Payment channels are what Satoshi advocated, but it was my impression at the time that many others were more interested in things like sidechains and bearer proofs. The scalability of a system where everyone stores everyone else's transactions for all eternity was and still is the first thing people comment on. The second is the feasibility of everyday payments when the recommended confirmation time is up to an hour, best case. That's the reason people took interest in these proposals, even at a time when there was no economic pressure to do so, as transactions were completely free.
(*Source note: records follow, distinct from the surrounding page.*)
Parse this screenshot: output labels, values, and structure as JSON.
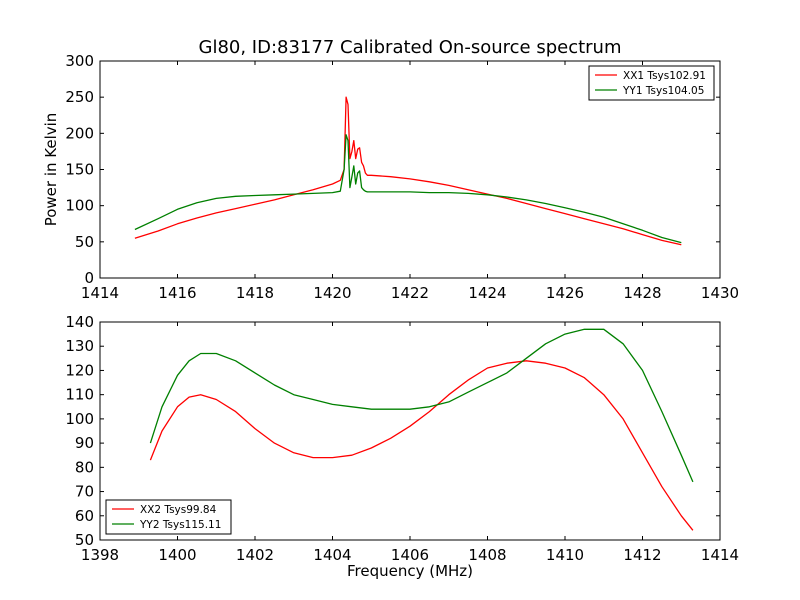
{
  "chart_data": [
    {
      "type": "line",
      "title": "Gl80, ID:83177 Calibrated On-source spectrum",
      "xlabel": "",
      "ylabel": "Power in Kelvin",
      "xlim": [
        1414,
        1430
      ],
      "ylim": [
        0,
        300
      ],
      "xticks": [
        "1414",
        "1416",
        "1418",
        "1420",
        "1422",
        "1424",
        "1426",
        "1428",
        "1430"
      ],
      "yticks": [
        "0",
        "50",
        "100",
        "150",
        "200",
        "250",
        "300"
      ],
      "grid": false,
      "legend_position": "upper right",
      "series": [
        {
          "name": "XX1 Tsys102.91",
          "color": "#ff0000",
          "x": [
            1414.9,
            1415.5,
            1416.0,
            1416.5,
            1417.0,
            1417.5,
            1418.0,
            1418.5,
            1419.0,
            1419.5,
            1420.0,
            1420.2,
            1420.3,
            1420.35,
            1420.4,
            1420.45,
            1420.5,
            1420.55,
            1420.6,
            1420.65,
            1420.7,
            1420.75,
            1420.8,
            1420.85,
            1420.9,
            1421.0,
            1421.5,
            1422.0,
            1422.5,
            1423.0,
            1423.5,
            1424.0,
            1424.5,
            1425.0,
            1425.5,
            1426.0,
            1426.5,
            1427.0,
            1427.5,
            1428.0,
            1428.5,
            1429.0
          ],
          "y": [
            55,
            65,
            75,
            83,
            90,
            96,
            102,
            108,
            115,
            122,
            130,
            135,
            150,
            250,
            240,
            165,
            175,
            190,
            165,
            178,
            180,
            160,
            155,
            145,
            142,
            142,
            140,
            137,
            133,
            128,
            122,
            116,
            110,
            103,
            96,
            89,
            82,
            75,
            68,
            60,
            52,
            46
          ]
        },
        {
          "name": "YY1 Tsys104.05",
          "color": "#008000",
          "x": [
            1414.9,
            1415.5,
            1416.0,
            1416.5,
            1417.0,
            1417.5,
            1418.0,
            1418.5,
            1419.0,
            1419.5,
            1420.0,
            1420.2,
            1420.3,
            1420.35,
            1420.4,
            1420.45,
            1420.5,
            1420.55,
            1420.6,
            1420.65,
            1420.7,
            1420.75,
            1420.8,
            1420.85,
            1420.9,
            1421.0,
            1421.5,
            1422.0,
            1422.5,
            1423.0,
            1423.5,
            1424.0,
            1424.5,
            1425.0,
            1425.5,
            1426.0,
            1426.5,
            1427.0,
            1427.5,
            1428.0,
            1428.5,
            1429.0
          ],
          "y": [
            67,
            82,
            95,
            104,
            110,
            113,
            114,
            115,
            116,
            117,
            118,
            120,
            150,
            198,
            190,
            125,
            140,
            155,
            130,
            145,
            148,
            125,
            122,
            120,
            119,
            119,
            119,
            119,
            118,
            118,
            117,
            115,
            112,
            108,
            103,
            97,
            91,
            84,
            75,
            66,
            56,
            49
          ]
        }
      ]
    },
    {
      "type": "line",
      "title": "",
      "xlabel": "Frequency (MHz)",
      "ylabel": "",
      "xlim": [
        1398,
        1414
      ],
      "ylim": [
        50,
        140
      ],
      "xticks": [
        "1398",
        "1400",
        "1402",
        "1404",
        "1406",
        "1408",
        "1410",
        "1412",
        "1414"
      ],
      "yticks": [
        "50",
        "60",
        "70",
        "80",
        "90",
        "100",
        "110",
        "120",
        "130",
        "140"
      ],
      "grid": false,
      "legend_position": "lower left",
      "series": [
        {
          "name": "XX2 Tsys99.84",
          "color": "#ff0000",
          "x": [
            1399.3,
            1399.6,
            1400.0,
            1400.3,
            1400.6,
            1401.0,
            1401.5,
            1402.0,
            1402.5,
            1403.0,
            1403.5,
            1404.0,
            1404.5,
            1405.0,
            1405.5,
            1406.0,
            1406.5,
            1407.0,
            1407.5,
            1408.0,
            1408.5,
            1409.0,
            1409.5,
            1410.0,
            1410.5,
            1411.0,
            1411.5,
            1412.0,
            1412.5,
            1413.0,
            1413.3
          ],
          "y": [
            83,
            95,
            105,
            109,
            110,
            108,
            103,
            96,
            90,
            86,
            84,
            84,
            85,
            88,
            92,
            97,
            103,
            110,
            116,
            121,
            123,
            124,
            123,
            121,
            117,
            110,
            100,
            86,
            72,
            60,
            54
          ]
        },
        {
          "name": "YY2 Tsys115.11",
          "color": "#008000",
          "x": [
            1399.3,
            1399.6,
            1400.0,
            1400.3,
            1400.6,
            1401.0,
            1401.5,
            1402.0,
            1402.5,
            1403.0,
            1403.5,
            1404.0,
            1404.5,
            1405.0,
            1405.5,
            1406.0,
            1406.5,
            1407.0,
            1407.5,
            1408.0,
            1408.5,
            1409.0,
            1409.5,
            1410.0,
            1410.5,
            1411.0,
            1411.5,
            1412.0,
            1412.5,
            1413.0,
            1413.3
          ],
          "y": [
            90,
            105,
            118,
            124,
            127,
            127,
            124,
            119,
            114,
            110,
            108,
            106,
            105,
            104,
            104,
            104,
            105,
            107,
            111,
            115,
            119,
            125,
            131,
            135,
            137,
            137,
            131,
            120,
            103,
            85,
            74
          ]
        }
      ]
    }
  ]
}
There's was no "original plan" as much as there were discussions. That doesn't mean Satoshi didn't have opinions. If your impression of the block size is shaped by the carnival mirror that is Reddit, it might be interesting to look at the reasoning why this limit was kept in place. But none of that matters in practice right now, because there is overwhelming consensus to double the block size (or quadruple, thinking adversarially) in a backwards compatible way and this will be active in a matter of weeks.
I didn't say that. I said there was no code added with the intention of making payment channels possible. The claim that there was is based on nothing more than conjecture on what the intended purpose of the script was, and the dating of an undated email from Satoshi that was first made public in late 2013.
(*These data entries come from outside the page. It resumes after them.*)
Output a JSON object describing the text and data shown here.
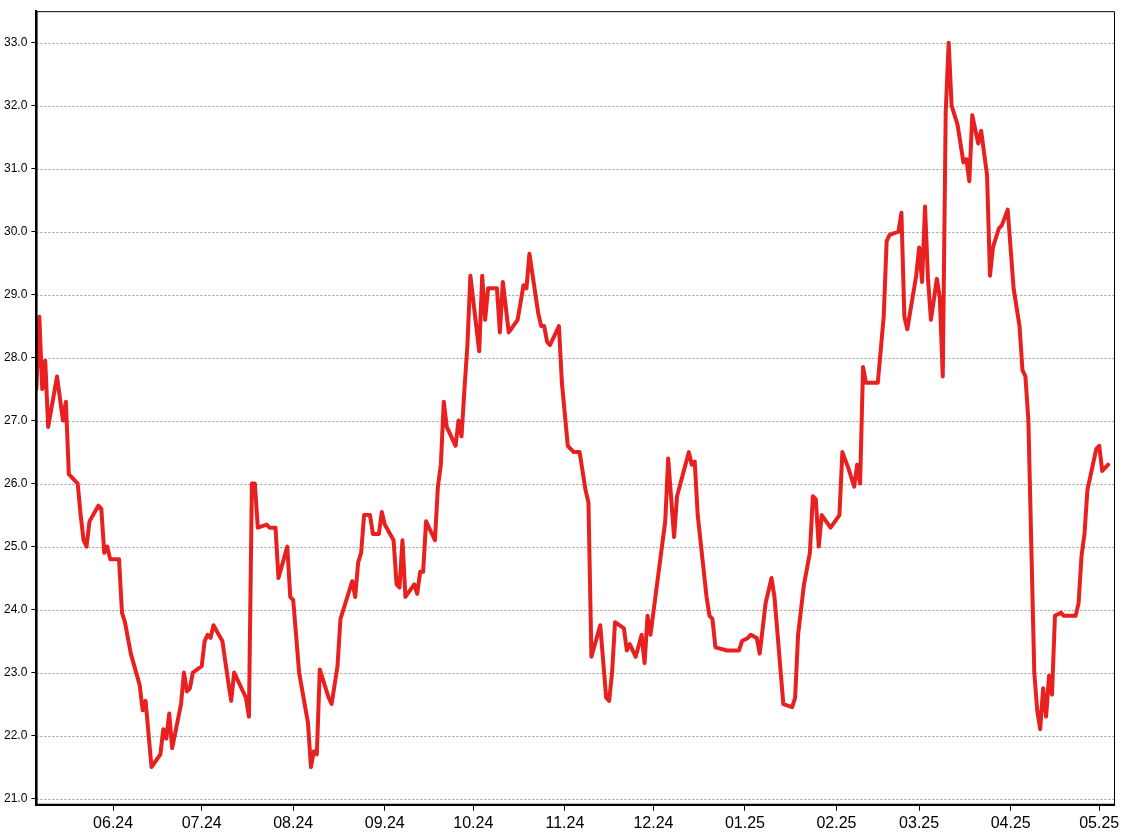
{
  "chart_data": {
    "type": "line",
    "grid": "y",
    "legend": false,
    "marker": "none",
    "line_style": "solid",
    "xlim": [
      "2024-05-06",
      "2025-05-06"
    ],
    "xticks": [
      {
        "value": "2024-06-01",
        "label": "06.24"
      },
      {
        "value": "2024-07-01",
        "label": "07.24"
      },
      {
        "value": "2024-08-01",
        "label": "08.24"
      },
      {
        "value": "2024-09-01",
        "label": "09.24"
      },
      {
        "value": "2024-10-01",
        "label": "10.24"
      },
      {
        "value": "2024-11-01",
        "label": "11.24"
      },
      {
        "value": "2024-12-01",
        "label": "12.24"
      },
      {
        "value": "2025-01-01",
        "label": "01.25"
      },
      {
        "value": "2025-02-01",
        "label": "02.25"
      },
      {
        "value": "2025-03-01",
        "label": "03.25"
      },
      {
        "value": "2025-04-01",
        "label": "04.25"
      },
      {
        "value": "2025-05-01",
        "label": "05.25"
      }
    ],
    "ylim": [
      20.9,
      33.5
    ],
    "yticks": [
      {
        "value": 21,
        "label": "21.0"
      },
      {
        "value": 22,
        "label": "22.0"
      },
      {
        "value": 23,
        "label": "23.0"
      },
      {
        "value": 24,
        "label": "24.0"
      },
      {
        "value": 25,
        "label": "25.0"
      },
      {
        "value": 26,
        "label": "26.0"
      },
      {
        "value": 27,
        "label": "27.0"
      },
      {
        "value": 28,
        "label": "28.0"
      },
      {
        "value": 29,
        "label": "29.0"
      },
      {
        "value": 30,
        "label": "30.0"
      },
      {
        "value": 31,
        "label": "31.0"
      },
      {
        "value": 32,
        "label": "32.0"
      },
      {
        "value": 33,
        "label": "33.0"
      }
    ],
    "series": [
      {
        "color": "#e8201f",
        "x": [
          "2024-05-06",
          "2024-05-07",
          "2024-05-08",
          "2024-05-09",
          "2024-05-10",
          "2024-05-13",
          "2024-05-15",
          "2024-05-16",
          "2024-05-17",
          "2024-05-20",
          "2024-05-21",
          "2024-05-22",
          "2024-05-23",
          "2024-05-24",
          "2024-05-27",
          "2024-05-28",
          "2024-05-29",
          "2024-05-30",
          "2024-05-31",
          "2024-06-03",
          "2024-06-04",
          "2024-06-05",
          "2024-06-07",
          "2024-06-10",
          "2024-06-11",
          "2024-06-12",
          "2024-06-14",
          "2024-06-17",
          "2024-06-18",
          "2024-06-19",
          "2024-06-20",
          "2024-06-21",
          "2024-06-24",
          "2024-06-25",
          "2024-06-26",
          "2024-06-27",
          "2024-06-28",
          "2024-07-01",
          "2024-07-02",
          "2024-07-03",
          "2024-07-04",
          "2024-07-05",
          "2024-07-08",
          "2024-07-10",
          "2024-07-11",
          "2024-07-12",
          "2024-07-16",
          "2024-07-17",
          "2024-07-18",
          "2024-07-19",
          "2024-07-20",
          "2024-07-23",
          "2024-07-24",
          "2024-07-26",
          "2024-07-27",
          "2024-07-30",
          "2024-07-31",
          "2024-08-01",
          "2024-08-03",
          "2024-08-06",
          "2024-08-07",
          "2024-08-08",
          "2024-08-09",
          "2024-08-10",
          "2024-08-13",
          "2024-08-14",
          "2024-08-16",
          "2024-08-17",
          "2024-08-21",
          "2024-08-22",
          "2024-08-23",
          "2024-08-24",
          "2024-08-25",
          "2024-08-27",
          "2024-08-28",
          "2024-08-30",
          "2024-08-31",
          "2024-09-01",
          "2024-09-04",
          "2024-09-05",
          "2024-09-06",
          "2024-09-07",
          "2024-09-08",
          "2024-09-11",
          "2024-09-12",
          "2024-09-13",
          "2024-09-14",
          "2024-09-15",
          "2024-09-18",
          "2024-09-19",
          "2024-09-20",
          "2024-09-21",
          "2024-09-22",
          "2024-09-25",
          "2024-09-26",
          "2024-09-27",
          "2024-09-28",
          "2024-09-29",
          "2024-09-30",
          "2024-10-03",
          "2024-10-04",
          "2024-10-05",
          "2024-10-06",
          "2024-10-09",
          "2024-10-10",
          "2024-10-11",
          "2024-10-13",
          "2024-10-16",
          "2024-10-18",
          "2024-10-19",
          "2024-10-20",
          "2024-10-23",
          "2024-10-24",
          "2024-10-25",
          "2024-10-26",
          "2024-10-27",
          "2024-10-30",
          "2024-10-31",
          "2024-11-02",
          "2024-11-04",
          "2024-11-06",
          "2024-11-08",
          "2024-11-09",
          "2024-11-10",
          "2024-11-13",
          "2024-11-15",
          "2024-11-16",
          "2024-11-17",
          "2024-11-18",
          "2024-11-21",
          "2024-11-22",
          "2024-11-23",
          "2024-11-25",
          "2024-11-27",
          "2024-11-28",
          "2024-11-29",
          "2024-11-30",
          "2024-12-05",
          "2024-12-06",
          "2024-12-08",
          "2024-12-09",
          "2024-12-13",
          "2024-12-14",
          "2024-12-15",
          "2024-12-16",
          "2024-12-19",
          "2024-12-20",
          "2024-12-21",
          "2024-12-22",
          "2024-12-26",
          "2024-12-30",
          "2024-12-31",
          "2025-01-02",
          "2025-01-03",
          "2025-01-05",
          "2025-01-06",
          "2025-01-08",
          "2025-01-10",
          "2025-01-11",
          "2025-01-14",
          "2025-01-17",
          "2025-01-18",
          "2025-01-19",
          "2025-01-21",
          "2025-01-23",
          "2025-01-24",
          "2025-01-25",
          "2025-01-26",
          "2025-01-27",
          "2025-01-30",
          "2025-02-02",
          "2025-02-03",
          "2025-02-05",
          "2025-02-07",
          "2025-02-08",
          "2025-02-09",
          "2025-02-10",
          "2025-02-11",
          "2025-02-15",
          "2025-02-17",
          "2025-02-18",
          "2025-02-19",
          "2025-02-22",
          "2025-02-23",
          "2025-02-24",
          "2025-02-25",
          "2025-02-28",
          "2025-03-01",
          "2025-03-02",
          "2025-03-03",
          "2025-03-04",
          "2025-03-05",
          "2025-03-07",
          "2025-03-08",
          "2025-03-09",
          "2025-03-10",
          "2025-03-11",
          "2025-03-12",
          "2025-03-14",
          "2025-03-16",
          "2025-03-17",
          "2025-03-18",
          "2025-03-19",
          "2025-03-21",
          "2025-03-22",
          "2025-03-24",
          "2025-03-25",
          "2025-03-26",
          "2025-03-28",
          "2025-03-29",
          "2025-03-31",
          "2025-04-02",
          "2025-04-04",
          "2025-04-05",
          "2025-04-06",
          "2025-04-07",
          "2025-04-08",
          "2025-04-09",
          "2025-04-10",
          "2025-04-11",
          "2025-04-12",
          "2025-04-13",
          "2025-04-14",
          "2025-04-15",
          "2025-04-16",
          "2025-04-18",
          "2025-04-19",
          "2025-04-23",
          "2025-04-24",
          "2025-04-25",
          "2025-04-26",
          "2025-04-27",
          "2025-04-30",
          "2025-05-01",
          "2025-05-02",
          "2025-05-04"
        ],
        "values": [
          27.5,
          28.65,
          27.5,
          27.95,
          26.9,
          27.7,
          27.0,
          27.3,
          26.15,
          26.0,
          25.5,
          25.1,
          25.0,
          25.4,
          25.65,
          25.6,
          24.9,
          25.0,
          24.8,
          24.8,
          23.95,
          23.8,
          23.3,
          22.8,
          22.4,
          22.55,
          21.5,
          21.7,
          22.1,
          21.95,
          22.35,
          21.8,
          22.5,
          23.0,
          22.7,
          22.75,
          23.0,
          23.1,
          23.5,
          23.6,
          23.55,
          23.75,
          23.5,
          22.85,
          22.55,
          23.0,
          22.6,
          22.3,
          26.0,
          26.0,
          25.3,
          25.35,
          25.3,
          25.3,
          24.5,
          25.0,
          24.2,
          24.15,
          23.0,
          22.2,
          21.5,
          21.75,
          21.7,
          23.05,
          22.6,
          22.5,
          23.1,
          23.85,
          24.45,
          24.2,
          24.75,
          24.9,
          25.5,
          25.5,
          25.2,
          25.2,
          25.55,
          25.35,
          25.1,
          24.4,
          24.35,
          25.1,
          24.2,
          24.4,
          24.25,
          24.6,
          24.6,
          25.4,
          25.1,
          25.95,
          26.3,
          27.3,
          26.9,
          26.6,
          27.0,
          26.75,
          27.5,
          28.2,
          29.3,
          28.1,
          29.3,
          28.6,
          29.1,
          29.1,
          28.4,
          29.2,
          28.4,
          28.6,
          29.15,
          29.1,
          29.65,
          28.7,
          28.5,
          28.5,
          28.25,
          28.2,
          28.5,
          27.6,
          26.6,
          26.5,
          26.5,
          25.9,
          25.7,
          23.25,
          23.75,
          22.6,
          22.55,
          23.0,
          23.8,
          23.7,
          23.35,
          23.45,
          23.25,
          23.6,
          23.15,
          23.9,
          23.6,
          25.4,
          26.4,
          25.15,
          25.8,
          26.5,
          26.3,
          26.35,
          25.5,
          24.2,
          23.9,
          23.85,
          23.4,
          23.35,
          23.35,
          23.5,
          23.55,
          23.6,
          23.55,
          23.3,
          24.1,
          24.5,
          24.2,
          22.5,
          22.45,
          22.6,
          23.6,
          24.4,
          24.9,
          25.8,
          25.75,
          25.0,
          25.5,
          25.3,
          25.5,
          26.5,
          26.25,
          25.95,
          26.3,
          26.0,
          27.85,
          27.6,
          27.6,
          28.65,
          29.85,
          29.95,
          30.0,
          30.3,
          28.65,
          28.45,
          29.3,
          29.75,
          29.2,
          30.4,
          29.25,
          28.6,
          29.25,
          28.95,
          27.7,
          31.9,
          33.0,
          32.0,
          31.7,
          31.1,
          31.15,
          30.8,
          31.85,
          31.4,
          31.6,
          30.9,
          29.3,
          29.75,
          30.05,
          30.1,
          30.35,
          29.1,
          28.5,
          27.8,
          27.7,
          27.0,
          25.0,
          23.0,
          22.4,
          22.1,
          22.75,
          22.3,
          22.95,
          22.65,
          23.9,
          23.95,
          23.9,
          23.9,
          24.1,
          24.85,
          25.2,
          25.9,
          26.55,
          26.6,
          26.2,
          26.3
        ]
      }
    ]
  }
}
>There's was no "original plan" as much as there were discussions.
There were multiple statements by Nakamoto explaining how Bitcoin could and would scale. This was widely understood to be the scaling plan, as evidenced by what the Bitcoin Wiki said about scaling all the way up to late 2014. 
It's odd for you to describe your conjecture about the intended use for op codes and data fields as facts, while dismissing clear statements of intent by Nakamoto regarding how Bitcoin would be able to scale.
I merely summarized some of the many discussions that took place on a mailing list a few years ago. There are several pointers to notable posts in the wiki, and the archive contains all the source material.
If you or anyone else were also present in those discussions and wishes to analyze what was said and what could have been, I'll gladly take that discussion private. But I'm not interested in discussing the equivalent of whether the moon landing was staged.